Mit dem Entscheid, das Tier natürlich gehen zu lassen, hat Lüscher Erfahrung. Vor zwei Jahren entschied sie sich dafür, ihre Katze nicht einzuschläfern. Diese war zwar krank, hatte aber keine sichtbar grossen Schmerzen, «zumindest keine, die beim Todesweg nicht normal sind», sagt die Sterbebegleiterin. «Es war kein einfacher Weg, aber ich weiss, dass sie selbstbestimmt gehen wollte.»

«Klonen ist Schwachsinn»
Auch beim Thema Klonen vertritt die Aargauerin einen klaren Standpunkt: «Das ist in meinen Augen Schwachsinn. Man sollte den Tod des Tieres akzeptieren.» Es sei sinnlos, das Tier zu klonen, da das Aussehen identisch wäre, der Charakter aber nicht.
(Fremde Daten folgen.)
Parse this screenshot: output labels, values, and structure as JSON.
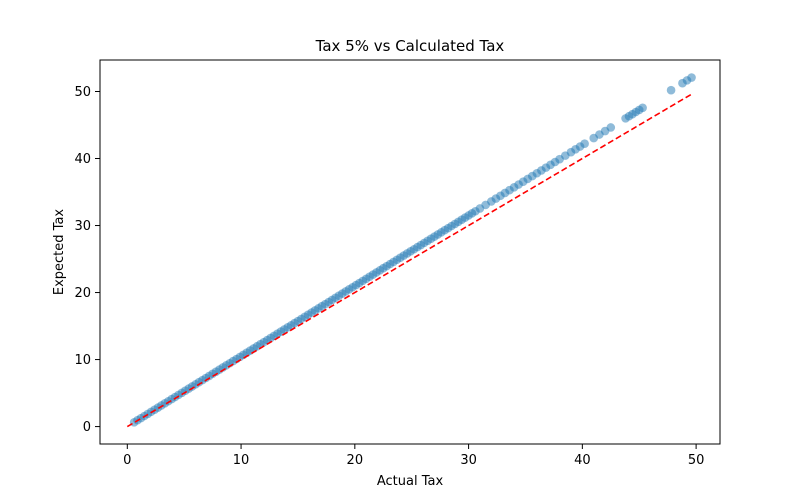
{
  "chart_data": {
    "type": "scatter",
    "title": "Tax 5% vs Calculated Tax",
    "xlabel": "Actual Tax",
    "ylabel": "Expected Tax",
    "xlim": [
      -2.4,
      52.1
    ],
    "ylim": [
      -2.6,
      54.7
    ],
    "xticks": [
      0,
      10,
      20,
      30,
      40,
      50
    ],
    "yticks": [
      0,
      10,
      20,
      30,
      40,
      50
    ],
    "grid": false,
    "legend": "none",
    "point_color": "#1f77b4",
    "point_alpha": 0.5,
    "reference_line": {
      "x": [
        0,
        49.6
      ],
      "y": [
        0,
        49.6
      ],
      "color": "#ff0000",
      "style": "dashed"
    },
    "series": [
      {
        "x": [
          0.6,
          0.9,
          1.2,
          1.5,
          1.8,
          2.1,
          2.4,
          2.7,
          3.0,
          3.3,
          3.6,
          3.9,
          4.2,
          4.5,
          4.8,
          5.1,
          5.4,
          5.7,
          6.0,
          6.3,
          6.6,
          6.9,
          7.2,
          7.5,
          7.8,
          8.1,
          8.4,
          8.7,
          9.0,
          9.3,
          9.6,
          9.9,
          10.2,
          10.5,
          10.8,
          11.1,
          11.4,
          11.7,
          12.0,
          12.3,
          12.6,
          12.9,
          13.2,
          13.5,
          13.8,
          14.1,
          14.4,
          14.7,
          15.0,
          15.3,
          15.6,
          15.9,
          16.2,
          16.5,
          16.8,
          17.1,
          17.4,
          17.7,
          18.0,
          18.3,
          18.6,
          18.9,
          19.2,
          19.5,
          19.8,
          20.1,
          20.4,
          20.7,
          21.0,
          21.3,
          21.6,
          21.9,
          22.2,
          22.5,
          22.8,
          23.1,
          23.4,
          23.7,
          24.0,
          24.3,
          24.6,
          24.9,
          25.2,
          25.5,
          25.8,
          26.1,
          26.4,
          26.7,
          27.0,
          27.3,
          27.6,
          27.9,
          28.2,
          28.5,
          28.8,
          29.1,
          29.4,
          29.7,
          30.0,
          30.3,
          30.6,
          31.0,
          31.5,
          32.0,
          32.4,
          32.8,
          33.2,
          33.6,
          34.0,
          34.4,
          34.8,
          35.2,
          35.6,
          36.0,
          36.4,
          36.8,
          37.2,
          37.6,
          38.0,
          38.5,
          39.0,
          39.4,
          39.8,
          40.2,
          41.0,
          41.5,
          42.0,
          42.5,
          43.8,
          44.1,
          44.4,
          44.7,
          45.0,
          45.3,
          47.8,
          48.8,
          49.2,
          49.6
        ],
        "y": [
          0.63,
          0.95,
          1.26,
          1.58,
          1.89,
          2.21,
          2.52,
          2.84,
          3.15,
          3.47,
          3.78,
          4.1,
          4.41,
          4.73,
          5.04,
          5.36,
          5.67,
          5.99,
          6.3,
          6.62,
          6.93,
          7.25,
          7.56,
          7.88,
          8.19,
          8.51,
          8.82,
          9.14,
          9.45,
          9.77,
          10.08,
          10.4,
          10.71,
          11.03,
          11.34,
          11.66,
          11.97,
          12.29,
          12.6,
          12.92,
          13.23,
          13.55,
          13.86,
          14.18,
          14.49,
          14.81,
          15.12,
          15.44,
          15.75,
          16.07,
          16.38,
          16.7,
          17.01,
          17.33,
          17.64,
          17.96,
          18.27,
          18.59,
          18.9,
          19.22,
          19.53,
          19.85,
          20.16,
          20.48,
          20.79,
          21.11,
          21.42,
          21.74,
          22.05,
          22.37,
          22.68,
          23.0,
          23.31,
          23.63,
          23.94,
          24.26,
          24.57,
          24.89,
          25.2,
          25.52,
          25.83,
          26.15,
          26.46,
          26.78,
          27.09,
          27.41,
          27.72,
          28.04,
          28.35,
          28.67,
          28.98,
          29.3,
          29.61,
          29.93,
          30.24,
          30.56,
          30.87,
          31.19,
          31.5,
          31.82,
          32.13,
          32.55,
          33.08,
          33.6,
          34.02,
          34.44,
          34.86,
          35.28,
          35.7,
          36.12,
          36.54,
          36.96,
          37.38,
          37.8,
          38.22,
          38.64,
          39.06,
          39.48,
          39.9,
          40.43,
          40.95,
          41.37,
          41.79,
          42.21,
          43.05,
          43.58,
          44.1,
          44.63,
          45.99,
          46.31,
          46.62,
          46.94,
          47.25,
          47.57,
          50.19,
          51.24,
          51.66,
          52.08
        ]
      }
    ]
  }
}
All diese Trends seien nur Zeichen dafür, dass die Menschheit nicht mit dem Tod umgehen könne. Und genau da sehe sie ihre Aufgabe: «Ich möchte, dass die Menschen keine Angst vor dem Tod haben. Er ist keine grosse Unbekannte, sondern etwas, das zum Leben dazu gehört.»
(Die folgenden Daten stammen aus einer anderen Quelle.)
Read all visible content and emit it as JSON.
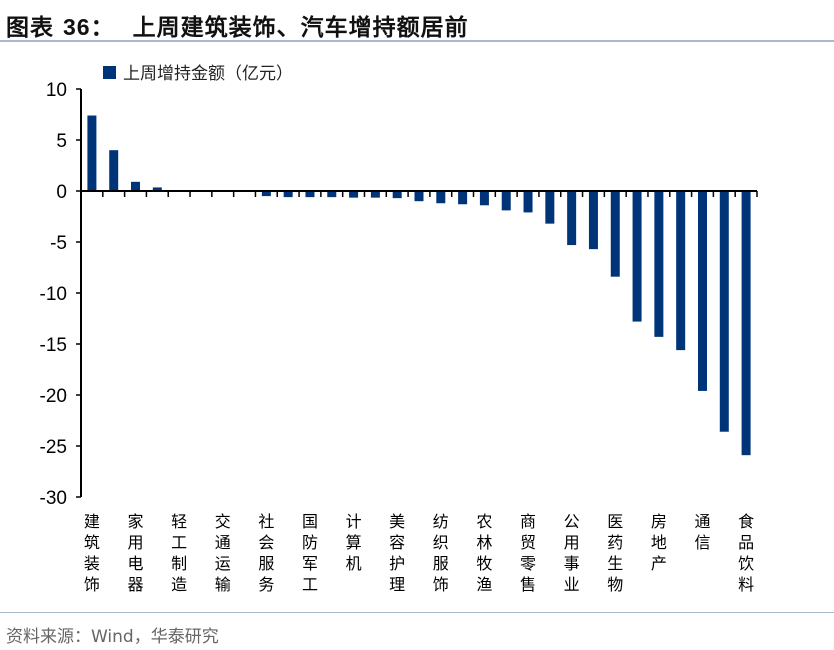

Genauso wie die Tiere in Lüschers Leben dazu gehören. Nebst der Sterbebegleitung und den Seminaren liegt ihr ein weiteres Projekt am Herzen. Seit 18 Jahren reist sie regelmässig nach Afrika, um sich dort unter anderem für Tiere einzusetzen. Sie arbeitet als Farmvertretung, Tourguide oder Volunteer im Grosskatzen-Refugium Lionsrock. Das alles erfülle sie: «Afrika ist zu meiner zweiten Heimat geworden.» Das merkt man. Überall in der Wohnung hängen Bilder oder Deko, die an Afrika erinnern. «Mein Herz ist zwar geteilt zwischen meinem Job hier in der Schweiz und Afrika. Aber eines ist klar: Mein Herz gehört den Tieren – egal wo auf der Welt», sagt Lüscher.